Ziraat Odası Başkanı Başkan yaptığı açıklamada: "Pandemi demedi salgın hastalık demedi çiftçimiz hep üretti. Biz üretmezsek milletimiz aç kalır, biz üretmezsek ekonominin temeli sarsılır” dedi, riskler alarak üretime devam etti. Bu yıl mısır üretiminde açıklanan, hayal kırıklığı yaratan fiyat sonrası şimdide çiftçimiz malı satma hususunda ne yapacağını şaşırmış vaziyette."

Bir 1 kişi ve mısır görseli olabilir

Mısırı işleyen sanayici ,tüccar stoklarındaki fazla maldan ve geçen yıl fiyatın artmamasından piyasalardaki ekonomik gelişmelerden dolayı yeni mahsule yönünü dönüp bakmıyor. Fiyatlar serbest piyasada sezon başında neredeyse yerlerde sürünüyor. TMO yüksek fiyat açıklayıp ÇKS'de arz edilen bütün ürünü alacağını beyan etse de maalesef altyapı ve personel olarak buna yetersin hazırla değil.

Ne var ki bütün ülke sathında TMO elinden gelen çabanın fazlasını göstererek çiftçileri mağdur etmemeye çalışıyor. TMO'nun açıkladığı fiyatların serbest piyasanın çok üzerinde gitmesi alım konusunda tek aktörün kendisi olmasını sağladı. Ancak lisanslı depoların ve TMO alım merkezlerinin şu anki hali 50 litrelik suyu 5 litrelik bidona doldurmaya benzer. Devletimizin verdiği teşviklerle kurulan TMO ile anlaşmalı LİSANSLI DEPOLAR’ ın maalesef alım politikası sağlıklı bir şekilde yapılmadığı, kapasitelerini tam açıklamadığı kanaatindeyim, bu yüzden Ticaret Bakanlığı yetkililerini gerekli denetimi yapmaları için göreve davet ediyorum.

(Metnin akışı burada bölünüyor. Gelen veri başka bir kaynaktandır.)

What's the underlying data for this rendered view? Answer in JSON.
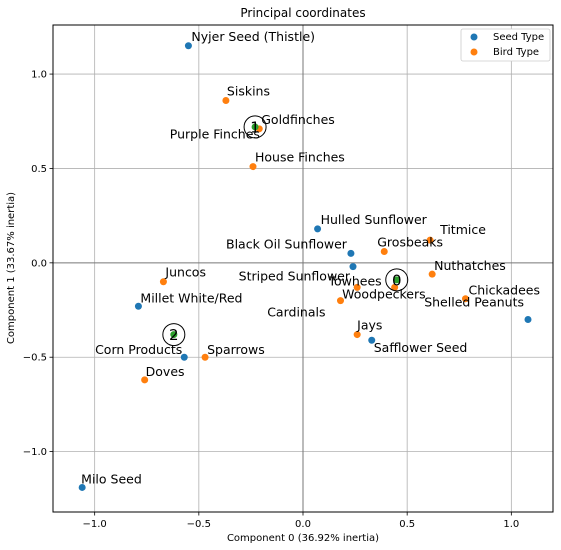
{
  "chart_data": {
    "type": "scatter",
    "title": "Principal coordinates",
    "xlabel": "Component 0 (36.92% inertia)",
    "ylabel": "Component 1 (33.67% inertia)",
    "xlim": [
      -1.2,
      1.2
    ],
    "ylim": [
      -1.32,
      1.26
    ],
    "xticks": [
      -1.0,
      -0.5,
      0.0,
      0.5,
      1.0
    ],
    "xtick_labels": [
      "−1.0",
      "−0.5",
      "0.0",
      "0.5",
      "1.0"
    ],
    "yticks": [
      -1.0,
      -0.5,
      0.0,
      0.5,
      1.0
    ],
    "ytick_labels": [
      "−1.0",
      "−0.5",
      "0.0",
      "0.5",
      "1.0"
    ],
    "grid": true,
    "legend_position": "top-right",
    "series": [
      {
        "name": "Seed Type",
        "color": "#1f77b4",
        "points": [
          {
            "label": "Nyjer Seed (Thistle)",
            "x": -0.55,
            "y": 1.15
          },
          {
            "label": "Hulled Sunflower",
            "x": 0.07,
            "y": 0.18
          },
          {
            "label": "Black Oil Sunflower",
            "x": 0.23,
            "y": 0.05
          },
          {
            "label": "Striped Sunflower",
            "x": 0.24,
            "y": -0.02
          },
          {
            "label": "Millet White/Red",
            "x": -0.79,
            "y": -0.23
          },
          {
            "label": "Corn Products",
            "x": -0.57,
            "y": -0.5
          },
          {
            "label": "Safflower Seed",
            "x": 0.33,
            "y": -0.41
          },
          {
            "label": "Shelled Peanuts",
            "x": 1.08,
            "y": -0.3
          },
          {
            "label": "Milo Seed",
            "x": -1.06,
            "y": -1.19
          }
        ]
      },
      {
        "name": "Bird Type",
        "color": "#ff7f0e",
        "points": [
          {
            "label": "Siskins",
            "x": -0.37,
            "y": 0.86
          },
          {
            "label": "Goldfinches",
            "x": -0.21,
            "y": 0.71
          },
          {
            "label": "House Finches",
            "x": -0.24,
            "y": 0.51
          },
          {
            "label": "Titmice",
            "x": 0.61,
            "y": 0.12
          },
          {
            "label": "Grosbeaks",
            "x": 0.39,
            "y": 0.06
          },
          {
            "label": "Nuthatches",
            "x": 0.62,
            "y": -0.06
          },
          {
            "label": "Towhees",
            "x": 0.44,
            "y": -0.13
          },
          {
            "label": "Woodpeckers",
            "x": 0.26,
            "y": -0.13
          },
          {
            "label": "Cardinals",
            "x": 0.18,
            "y": -0.2
          },
          {
            "label": "Chickadees",
            "x": 0.78,
            "y": -0.19
          },
          {
            "label": "Jays",
            "x": 0.26,
            "y": -0.38
          },
          {
            "label": "Juncos",
            "x": -0.67,
            "y": -0.1
          },
          {
            "label": "Sparrows",
            "x": -0.47,
            "y": -0.5
          },
          {
            "label": "Doves",
            "x": -0.76,
            "y": -0.62
          },
          {
            "label": "Purple Finches",
            "x": -0.25,
            "y": 0.7
          }
        ]
      }
    ],
    "clusters": [
      {
        "label": "0",
        "color": "#2ca02c",
        "x": 0.45,
        "y": -0.09
      },
      {
        "label": "1",
        "color": "#2ca02c",
        "x": -0.23,
        "y": 0.72
      },
      {
        "label": "2",
        "color": "#2ca02c",
        "x": -0.62,
        "y": -0.38
      }
    ]
  }
}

Karaman’da hasadın başladığı şu günlerde Çiftçi ürettiği mısırı evinde ambarına, garajına, deposuna mı döksün, römorkunda, kamyonunda mı bekletsin, randevu açılır mı acaba diye oğlunu, kızını telefonda, bilgisayarda internet başında mı bekletsin, bölgemde hangi lisanslı depo var, hangisine yıkacağız acaba diye sabah akşam randevu almak için stresten kendini mi yesin? Günü gelen ilaç, gübre, tohum ve akaryakıt borçlarını nasıl ödesin?

Bu çiftçinin suçu ne?

Bir yandan son ekonomik gelişmeler ve motorine yapılan ÖTV zammı ile Çiftçi petrollerin pompasına yanaşmaya korkar oldu. Ürününü naklettirecek kamyoncu nakliyeye zam ister, mısırını derdirecek biçerci zam ister.Ülke ekonomisinin yaşadığı sıkıntıların yükü çiftçinin boynuna vurulmamalıdır.

TMO ve Tarım bakanlığı kesinlikle bu süreçten sonra iç piyasada mısır ve hububatı sanayiciye kesinlikle ucuza vermeyeceğini deklare etmeye devam etmelidir. TMO'nun depoları dolduktan sonra Çiftçiyi esnafın ve sanayicinin eline bırakmadan,  düşük fiyatlardan ürünü satıp da zarar etmesine mani olmalıdır.Tarım Kredi Kooperatiflerinin mısır alımında fiyatları yüksek yönlü revize ederek daha aktif bir rol üstlenmesini sağlamalıdır. TMO'nun aldığı ürünlerin bedellerini 30 gün dense de ödemeler özellikle hububat ödemeleri son zamanlarda 50-60 günü buldu.

Ödemeler en azından 30 gün içinde bir defada çiftçilerin hesaplarına yatırmalıdır ki Çiftçi borcunu ödeyebilsin.Önümüzdeki süreçte yoğunlaşacak mısır hasadının getireceği sorunları da şimdiden kestirip ona göre lisanslı depolarda önlemini almalıdır. Sonuç olarak özetle, bu yazıyla maksadımız bağcıyı dövmek değil, ülkemizdeki tüm tarım paydaşları ve vatandaşlarımız ile üzüm yiyebilmektir.

Derdimiz bir yerlere şirin görünmek, bir yerleri karalamak, bir yerlere muhalefet etmek değildir.  Yazıma burada son verirken devlet büyüklerimizin ve yetkililerimizin bu çağrımıza kulak vereceklerini umut ediyor, zirai bir STK Başkanı olarak sorunlarımıza çare arayıp, gelecek günlerimizin daha bereketli, çiftçilerimiz açısından daha huzurlu ve kazançlı olmasını diliyorum." ifadelerini kullandı.